The individuals who, as of the effective date of an initial public offering of the securities of the Company, are members of the Board (the "Incumbent Board") cease for any reason to constitute at least two-thirds of the members of the Board; provided, however, that if the election, or nomination for election by the Company's common stockholders, of any new director was approved by a vote of at least two-thirds of the Incumbent Board, such new director shall be considered as a member of the Incumbent Board, provided, however, that no individual shall be considered as a member of the Incumbent Board if such individual initially assumed office as a result of either an actual or threatened "Election Contest" (as described in Rule 14a-l 1 promulgated under the Exchange Act) or other actual or threatened solicitation of proxies or consents by or on behalf of a Person other than the Board (a "Proxy Contest") including by reason of any agreement intended to avoid or settle any Election Contest or Proxy Contest; or

(c)

The consummation of:

(i) A merger, consolidation or reorganization with or into the Company or in which securities of the Company are issued, unless such merger, consolidation or reorganization is a "Non-Control Transaction". A "Non-Control Transaction" shall mean a merger, consolidation or reorganization with or into the Company or in which securities of the Company are issued where:

(A) the stockholders of the Company, immediately before such merger, consolidation or reorganization, own directly or indirectly immediately following such merger, consolidation or reorganization at least fifty percent (50%) of the


combined voting power of the outstanding voting securities of the corporation resulting from such merger or consolidation or reorganization (the "Surviving Corporation") in substantially the same proportion as their ownership of the Voting Securities immediately before such merger, consolidation or reorganization,

(B)

the individuals who were members of the Incumbent Board immediately prior to the execution of the agreement providing for such merger, consolidation or reorganization constitute at least two-thirds of the members of the board of directors of the Surviving Corporation, or a corporation beneficially directly or indirectly owing a majority of the voting securities of the Surviving Corporation, and

(C)

no Person other than (1) the Company, (2) any Subsidiary, (3) any employee benefit plan (or any trust forming a part thereof) that, immediately prior to such merger, consolidation or reorganization, was maintained by the Company or any Subsidiary, or (4) any Person who, immediately prior to such merger, consolidation or reorganization had Beneficial Ownership of thirty percent (30%) or more of the then outstanding Voting Securities, has Beneficial Ownership of thirty percent (30%) or more of the combined voting power of the Surviving Corporation's then outstanding voting securities.

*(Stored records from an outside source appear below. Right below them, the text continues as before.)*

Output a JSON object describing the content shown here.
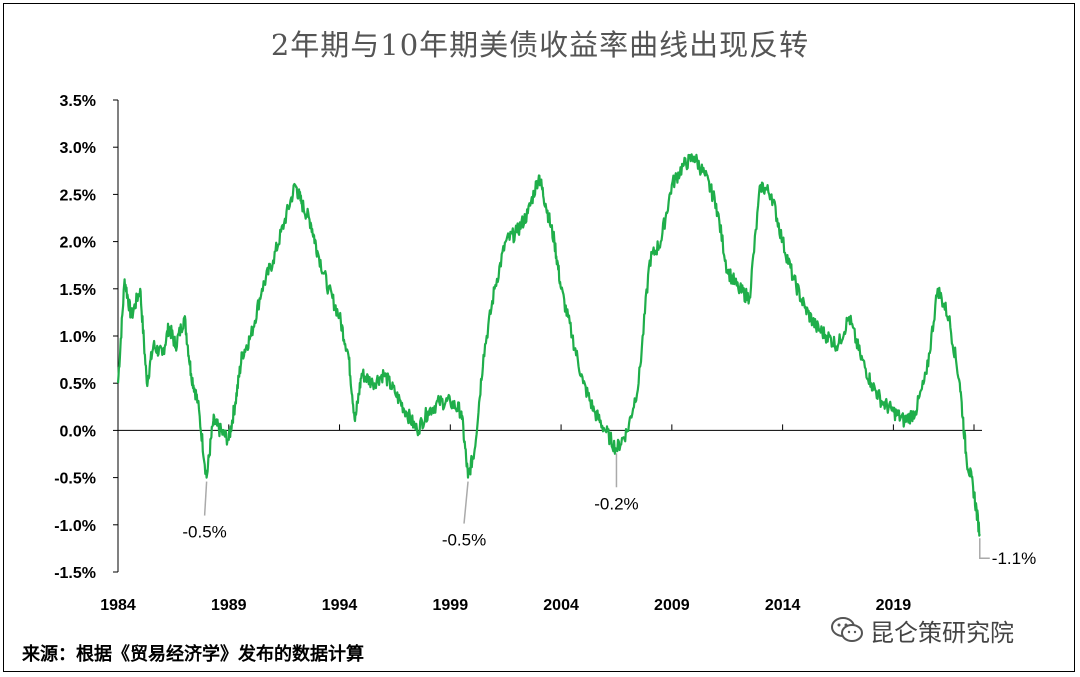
{
  "source_note": "来源：根据《贸易经济学》发布的数据计算",
  "watermark": {
    "text": "昆仑策研究院",
    "icon": "wechat-icon"
  },
  "chart_data": {
    "type": "line",
    "title": "2年期与10年期美债收益率曲线出现反转",
    "xlabel": "",
    "ylabel": "",
    "xlim": [
      1984,
      2023
    ],
    "ylim": [
      -1.5,
      3.5
    ],
    "x_ticks": [
      1984,
      1989,
      1994,
      1999,
      2004,
      2009,
      2014,
      2019
    ],
    "x_tick_labels": [
      "1984",
      "1989",
      "1994",
      "1999",
      "2004",
      "2009",
      "2014",
      "2019"
    ],
    "y_ticks": [
      -1.5,
      -1.0,
      -0.5,
      0.0,
      0.5,
      1.0,
      1.5,
      2.0,
      2.5,
      3.0,
      3.5
    ],
    "y_tick_labels": [
      "-1.5%",
      "-1.0%",
      "-0.5%",
      "0.0%",
      "0.5%",
      "1.0%",
      "1.5%",
      "2.0%",
      "2.5%",
      "3.0%",
      "3.5%"
    ],
    "grid": false,
    "legend": "none",
    "colors": {
      "line": "#1fae4a",
      "axis": "#000000",
      "leader": "#aaaaaa"
    },
    "series": [
      {
        "x": [
          1984.0,
          1984.3,
          1984.6,
          1985.0,
          1985.3,
          1985.6,
          1986.0,
          1986.3,
          1986.6,
          1987.0,
          1987.3,
          1987.6,
          1988.0,
          1988.3,
          1988.6,
          1989.0,
          1989.3,
          1989.6,
          1990.0,
          1990.5,
          1991.0,
          1991.5,
          1992.0,
          1992.3,
          1992.7,
          1993.0,
          1993.5,
          1994.0,
          1994.4,
          1994.7,
          1995.0,
          1995.5,
          1996.0,
          1996.5,
          1997.0,
          1997.5,
          1998.0,
          1998.5,
          1999.0,
          1999.5,
          1999.8,
          2000.1,
          2000.5,
          2001.0,
          2001.5,
          2002.0,
          2002.5,
          2003.0,
          2003.3,
          2003.7,
          2004.0,
          2004.5,
          2005.0,
          2005.5,
          2006.0,
          2006.5,
          2007.0,
          2007.5,
          2008.0,
          2008.5,
          2009.0,
          2009.5,
          2010.0,
          2010.5,
          2011.0,
          2011.5,
          2012.0,
          2012.5,
          2013.0,
          2013.5,
          2014.0,
          2014.5,
          2015.0,
          2015.5,
          2016.0,
          2016.5,
          2017.0,
          2017.5,
          2018.0,
          2018.5,
          2019.0,
          2019.5,
          2020.0,
          2020.5,
          2021.0,
          2021.5,
          2022.0,
          2022.3,
          2022.6,
          2022.9
        ],
        "y": [
          0.5,
          1.6,
          1.2,
          1.5,
          0.5,
          0.9,
          0.8,
          1.1,
          0.9,
          1.2,
          0.6,
          0.3,
          -0.5,
          0.1,
          0.0,
          -0.1,
          0.3,
          0.8,
          1.0,
          1.5,
          1.8,
          2.2,
          2.6,
          2.4,
          2.2,
          1.9,
          1.5,
          1.2,
          0.8,
          0.1,
          0.6,
          0.5,
          0.6,
          0.4,
          0.2,
          0.0,
          0.2,
          0.3,
          0.3,
          0.2,
          -0.5,
          -0.2,
          0.8,
          1.5,
          2.0,
          2.1,
          2.3,
          2.7,
          2.4,
          2.0,
          1.5,
          1.0,
          0.5,
          0.2,
          0.0,
          -0.2,
          0.0,
          0.5,
          1.8,
          2.0,
          2.6,
          2.8,
          2.9,
          2.7,
          2.4,
          1.7,
          1.5,
          1.4,
          2.6,
          2.5,
          2.0,
          1.6,
          1.3,
          1.1,
          1.0,
          0.9,
          1.2,
          0.8,
          0.5,
          0.3,
          0.2,
          0.1,
          0.2,
          0.6,
          1.5,
          1.2,
          0.5,
          -0.3,
          -0.6,
          -1.1
        ]
      }
    ],
    "annotations": [
      {
        "text": "-0.5%",
        "x": 1988.0,
        "y": -0.5
      },
      {
        "text": "-0.5%",
        "x": 1999.8,
        "y": -0.5
      },
      {
        "text": "-0.2%",
        "x": 2006.5,
        "y": -0.2
      },
      {
        "text": "-1.1%",
        "x": 2022.9,
        "y": -1.1
      }
    ]
  }
}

(ii)     A complete liquidation or dissolution of the Company; or

(iii) the sale or other disposition of all or substantially all of the assets of the Company to any Person (other than a transfer to a Subsidiary or the distribution to the Company's stockholders of the stock of a Subsidiary or any other assets).

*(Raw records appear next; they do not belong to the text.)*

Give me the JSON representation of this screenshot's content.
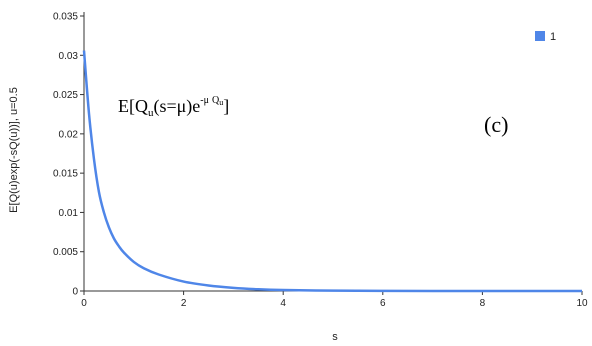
{
  "chart_data": {
    "type": "line",
    "title": "",
    "xlabel": "s",
    "ylabel": "E[Q(u)exp(-sQ(u))], u=0.5",
    "xlim": [
      0,
      10
    ],
    "ylim": [
      0,
      0.035
    ],
    "x_ticks": [
      "0",
      "2",
      "4",
      "6",
      "8",
      "10"
    ],
    "y_ticks": [
      "0",
      "0.005",
      "0.01",
      "0.015",
      "0.02",
      "0.025",
      "0.03",
      "0.035"
    ],
    "grid": false,
    "legend_position": "top-right",
    "series": [
      {
        "name": "1",
        "color": "#4f86e8",
        "x": [
          0,
          0.1,
          0.2,
          0.3,
          0.4,
          0.5,
          0.6,
          0.7,
          0.8,
          1.0,
          1.2,
          1.5,
          2.0,
          2.5,
          3.0,
          3.5,
          4.0,
          5.0,
          6.0,
          7.0,
          8.0,
          9.0,
          10.0
        ],
        "y": [
          0.0306,
          0.0226,
          0.0168,
          0.0126,
          0.01,
          0.0081,
          0.0067,
          0.0057,
          0.0049,
          0.0037,
          0.0029,
          0.0021,
          0.0012,
          0.0007,
          0.0004,
          0.00022,
          0.00012,
          4e-05,
          1e-05,
          0.0,
          0.0,
          0.0,
          0.0
        ]
      }
    ],
    "annotations": {
      "formula_prefix": "E[Q",
      "formula_sub": "u",
      "formula_mid": "(s=μ)e",
      "formula_sup_minus": "-μ",
      "formula_sup_q": "Q",
      "formula_sup_sub": "u",
      "formula_suffix": "]",
      "panel_label": "(c)"
    }
  }
}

Notwithstanding the foregoing, a Change of Control shall not be deemed to occur solely because any Person (the "Subject Person") acquired Beneficial Ownership of more than the permitted amount of the then outstanding Voting Securities as a result of the acquisition of Voting Securities by the Company which, by reducing the number of Voting Securities then outstanding, increases the proportional number of shares Beneficially Owned by the Subject Persons, provided that if a Change of Control would occur (but for the operation of this sentence) as a result of the acquisition of Voting Securities by the Company and after such share acquisition by the Company, the Subject Person becomes the Beneficial Owner of any additional Voting Securities which increases the percentage of the then outstanding Voting Securities Beneficially Owned by the Subject Person, then a Change of Control shall occur.